Health ministry, agriculture ministry, and stakeholders Thimphu on November 6 signed an MoU to implement Bhutan One Health Strategic Plan (BOHSP) 2017–2021.

Lack of strategic framework to formalise, guide and sustain the implementation of One Health approach to prevent and control zoonotic and high-impact diseases in the country called for the institutionalisation of One Health concept in Bhutan.

Khesar Gyalpo University of Medical Sciences, Royal University of Bhutan, Ministry of Home and Cultural Affairs and National Environment Commission are the other stakeholders.

Lhengye Zhungtshog endorsed the BOHSP 2017-2021 on November 22 last year.

Programme director with the agriculture ministry’s National Centre for Animal Health, Dr Kinzang Dukpa, said One Health is collaborative effort of multiple disciplines working locally, nationally and globally to attain optimal health for people, animals, and environment.

Dr Kinzang Dukpa said the emergence and re-emerging of infectious zoonotic diseases because of various reasons like increasing population and climate change, increasing interactions between people, domestic and wild animals leading to a higher potential for the emergence of novel pathogens, have been a major driver for the adoption of a One Health approach to managing diseases.

Rabies, avian influenza, scrub typhus, anthrax and cystic echinococcosis are some of the zoonotic diseases in Bhutan.

The stakeholders jointly developed the National Influenza Pandemic Preparedness and Response Plan after an emergence of highly pathogenic avian influenza (HPAI) caused by H5N1 virus in the region in 2003.

Lyonpo Yeshey Dorji said Bhutan faced several outbreaks of HPAI, all of which were successfully controlled.

The first outbreak of H5N1 was reported in the country in February 2010.

“Another success indicator of our One Health in action is rabies control programme,” Lyonpo said.

Despite a large number of dog bites cases (approximately 7,000 dog bites a year) and several outbreaks in animals, only two cases of human rabies occurred since 2012.

Lyonpo said the country continue to face several threats from increasing incidence of emerging and re-emerging infectious diseases, including problems related to antimicrobial resistance.

About 60 percent of emerging infectious disease is zoonotic.

“This requires multifaceted, coordinated and collaborative approach by key sectors of human health, animal health and the environment, applying One Health concept to detect and respond rapidly and effectively,” Lyonpo said.

He added that to achieve the elimination of zero human dog-mediated rabies by 2023 is another important task to be achieved under One Health umbrella. “As per our situation analysis towards achieving this goal, Bhutan has scored 3.5 out of 5. I am confident we can achieve this easily if we all worked together in a coordinated and collaborative manner, with more vigour than we work today.”

The strategic framework and action plan were prepared by involving key stakeholders from the health ministry and the MoAF and allied institutes in the country in April 2014.

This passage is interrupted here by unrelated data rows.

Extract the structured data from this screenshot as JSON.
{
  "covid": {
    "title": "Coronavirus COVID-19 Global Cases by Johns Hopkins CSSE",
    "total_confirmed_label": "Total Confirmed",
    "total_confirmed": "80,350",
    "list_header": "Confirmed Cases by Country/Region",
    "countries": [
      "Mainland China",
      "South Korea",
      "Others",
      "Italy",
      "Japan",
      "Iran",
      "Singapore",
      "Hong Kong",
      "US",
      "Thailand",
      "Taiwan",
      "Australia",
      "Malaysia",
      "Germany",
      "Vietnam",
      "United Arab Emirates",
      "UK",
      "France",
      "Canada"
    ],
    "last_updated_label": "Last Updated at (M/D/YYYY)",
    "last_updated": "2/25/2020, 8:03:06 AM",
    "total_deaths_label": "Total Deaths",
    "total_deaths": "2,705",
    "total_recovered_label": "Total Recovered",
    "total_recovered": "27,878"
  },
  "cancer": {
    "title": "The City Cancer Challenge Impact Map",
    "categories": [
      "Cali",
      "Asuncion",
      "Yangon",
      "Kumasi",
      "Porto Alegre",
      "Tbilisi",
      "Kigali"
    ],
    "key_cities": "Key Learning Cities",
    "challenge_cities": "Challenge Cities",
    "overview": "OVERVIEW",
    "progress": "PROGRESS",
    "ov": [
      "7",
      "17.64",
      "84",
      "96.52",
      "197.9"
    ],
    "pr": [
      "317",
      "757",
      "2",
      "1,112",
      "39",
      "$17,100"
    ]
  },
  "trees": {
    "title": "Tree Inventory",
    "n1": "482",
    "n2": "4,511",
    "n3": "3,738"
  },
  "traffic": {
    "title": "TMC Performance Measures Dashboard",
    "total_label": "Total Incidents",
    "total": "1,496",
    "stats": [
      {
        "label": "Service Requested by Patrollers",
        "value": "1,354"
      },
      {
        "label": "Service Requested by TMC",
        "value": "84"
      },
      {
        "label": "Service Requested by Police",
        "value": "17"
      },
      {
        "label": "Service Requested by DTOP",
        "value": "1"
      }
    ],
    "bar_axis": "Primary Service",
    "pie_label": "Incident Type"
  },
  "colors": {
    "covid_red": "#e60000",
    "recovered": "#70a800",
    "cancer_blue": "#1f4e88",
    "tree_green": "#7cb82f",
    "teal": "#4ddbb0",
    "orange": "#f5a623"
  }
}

The framework comprises of seven strategies that cover specific requirements and objectives for the implementation processes.

“A logical framework plan and timeline has also been developed to operationalise the One Health Concept,” Dr Kinzang Dukpa said.

Lyonpo said BOHSP 2017-2021 was developed based on the principle of multi-sectoral coordination and collaborative actions, and the implementation of the plan required support and commitment of stakeholders.

The estimated budget for the implementation of BOHSP is Nu 77M (million).

Deputy chief regulatory and quarantine officer with Bhutan Agriculture and Food Regulatory Authority, Dr Sithar Dorjee, said the amount is to kick-start implementation of key activities on a priority basis. “Ideally we would require USD 3M).

World Bank, Government of India, and European Union are some of the potential supporters.

“We request the ministers, secretaries, director generals to present BOHSP to all potential donors,” Dr Sithar Dorjee said.